The textual data to be imported. This data will be segmented into text partitions and added to a new Section within the specified DataSource object.

textChunking TextChunking

A TextChunking object specifying the text chunking strategy to be used by the engine.

dataSourceIdentifier string

The unique identifier for the DataSource. If this identifier matches an existing DataSource, the data is added to a new section within it. If no matching identifier is found, a new DataSource is created.

sectionIdentifier string

Optional. The identifier for the new Section within the DataSource where the data will be imported. The default value is 'default'.

cancellationToken CancellationToken

Optional. A CancellationToken that can be used to signal cancellation of the import operation.

Returns

DataSource

The DataSource object into which the data has been imported.

Remarks

The hierarchy of data structures is organized as follows: a DataSource contains a collection of Section objects, each of which can hold a collection of TextPartition instances.

Each import operation can target a new or existing data source, depending on whether the specified dataSourceIdentifier matches an existing DataSource element within the DataSources property.

If the import operation targets an existing data source that contains a section with the same identifier as dataSourceIdentifier, the imported text data will be appended to that Section. Otherwise, a new Section is created with the provided identifier.

Exceptions

ArgumentNullException

Thrown when either the 'data' or 'dataSourceIdentifier' parameter is null or empty.

OperationCanceledException

Thrown when the operation is cancelled based on the CancellationToken.

ImportText(IList<string>, TextChunking, string, IList<string>, CancellationToken)

Imports an array of text data into a specified DataSource object, dynamically creating new Section entries for each item in the array.
This method is ideal for importing multipage documents where each page is treated as a separate section.

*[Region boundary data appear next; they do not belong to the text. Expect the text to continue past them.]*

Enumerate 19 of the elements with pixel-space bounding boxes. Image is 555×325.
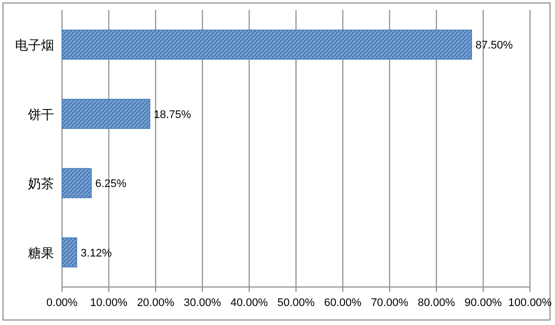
x-tick-label: 70.00% <box>370 297 408 309</box>
x-tick-label: 100.00% <box>508 297 552 309</box>
x-tick-label: 30.00% <box>184 297 222 309</box>
data-label: 6.25% <box>95 178 127 190</box>
y-tick-label: 饼干 <box>27 106 54 122</box>
data-label: 87.50% <box>476 40 514 52</box>
x-tick-label: 80.00% <box>418 297 456 309</box>
x-tick-label: 10.00% <box>90 297 128 309</box>
y-tick-label: 糖果 <box>28 245 54 260</box>
x-tick-label: 60.00% <box>324 297 362 309</box>
y-tick-label: 电子烟 <box>15 38 54 53</box>
data-label: 18.75% <box>154 108 192 121</box>
data-label: 3.12% <box>80 247 112 260</box>
x-tick-label: 20.00% <box>136 297 174 309</box>
x-tick-label: 50.00% <box>277 297 315 309</box>
y-tick-label: 奶茶 <box>28 176 54 192</box>
x-tick-label: 0.00% <box>46 297 78 309</box>
x-tick-label: 40.00% <box>230 297 268 309</box>
x-tick-label: 90.00% <box>464 297 502 309</box>
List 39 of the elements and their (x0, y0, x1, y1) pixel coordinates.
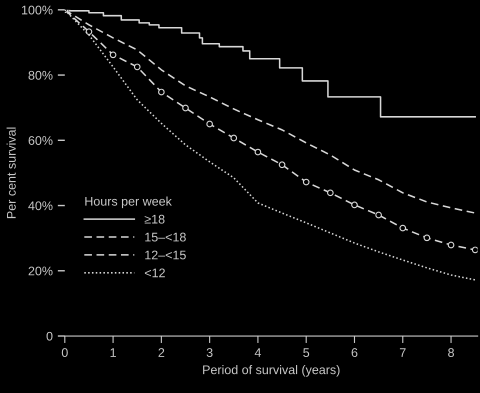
x-tick-label: 5 (303, 348, 310, 357)
point (206, 120, 213, 128)
point (375, 212, 382, 218)
legend-title: Hours per week (85, 196, 172, 208)
x-tick-label: 4 (254, 348, 262, 357)
point (278, 161, 286, 168)
point (302, 178, 310, 186)
point (327, 189, 334, 196)
legend-label: 15–<18 (145, 232, 186, 242)
legend-label: ≥18 (144, 214, 165, 224)
x-axis-title: Period of survival (years) (203, 365, 340, 377)
legend-label: 12–<15 (145, 250, 186, 260)
point (134, 64, 141, 70)
point (182, 104, 189, 112)
y-tick-label: 20% (28, 266, 53, 276)
y-axis-title: Per cent survival (6, 128, 16, 218)
legend-label: <12 (144, 268, 165, 278)
point (158, 88, 165, 96)
x-tick-label: 6 (352, 348, 358, 357)
x-tick-label: 2 (158, 348, 164, 357)
y-tick-label: 0 (46, 332, 53, 341)
point (351, 202, 358, 208)
point (110, 52, 116, 58)
point (86, 28, 92, 36)
x-tick-label: 1 (110, 348, 116, 357)
y-tick-label: 40% (28, 201, 53, 210)
point (448, 242, 454, 248)
point (472, 246, 478, 254)
x-tick-label: 0 (62, 348, 68, 357)
x-tick-label: 3 (206, 348, 213, 357)
point (399, 224, 406, 232)
point (230, 134, 238, 142)
y-tick-label: 80% (28, 70, 53, 80)
point (254, 148, 262, 156)
y-tick-label: 60% (28, 136, 53, 145)
point (424, 234, 430, 242)
x-tick-label: 7 (400, 348, 406, 357)
x-tick-label: 8 (448, 348, 454, 357)
y-tick-label: 100% (22, 6, 53, 14)
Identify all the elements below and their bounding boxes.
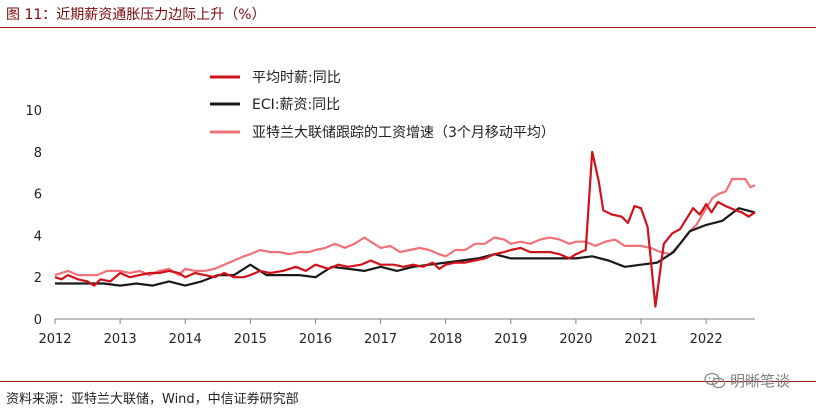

public DataSource ImportText(IList<string> data, TextChunking textChunking, string dataSourceIdentifier, IList<string> sectionIdentifiers, CancellationToken cancellationToken = default)

Parameters

data IList<string>

The array of text strings to be imported. Each string can represent a page of a document.

textChunking TextChunking

A TextChunking object specifying the text chunking strategy to be used by the engine.

dataSourceIdentifier string

A unique identifier for the DataSource. If an existing DataSource matches this identifier, the new data is added within it; otherwise, a new DataSource is created.

sectionIdentifiers IList<string>

A list of identifiers for the new Sections to be created within the DataSource. Each identifier can correspond to a page of text from the 'data' array.

cancellationToken CancellationToken

Optional. A CancellationToken that can be used to cancel the import operation. Default is None, indicating no cancellation is requested.

Returns

DataSource

The updated or newly created DataSource object into which the data has been imported.

Remarks

This method facilitates structured import of text data by mapping each text entry in 'data' to a separate Section within the DataSource, allowing for organized data handling especially useful in scenarios like document processing where each document page is a distinct section.

If the specified 'dataSourceIdentifier' matches an existing DataSource, the method appends the new sections to it. If no match is found, a new DataSource is created. If a match is found for any 'sectionIdentifier' within an existing DataSource, the corresponding text data is appended to that section; otherwise, a new section is created for each identifier.

Exceptions

ArgumentNullException

Thrown if the 'data' or 'dataSourceIdentifier' is null or empty.

ArgumentOutOfRangeException

Thrown if 'sectionIdentifiers' contains more identifiers than there are pages of data, or if it contains duplicate identifiers.

OperationCanceledException

Thrown if the operation is cancelled due to a timeout, as indicated by the CancellationToken.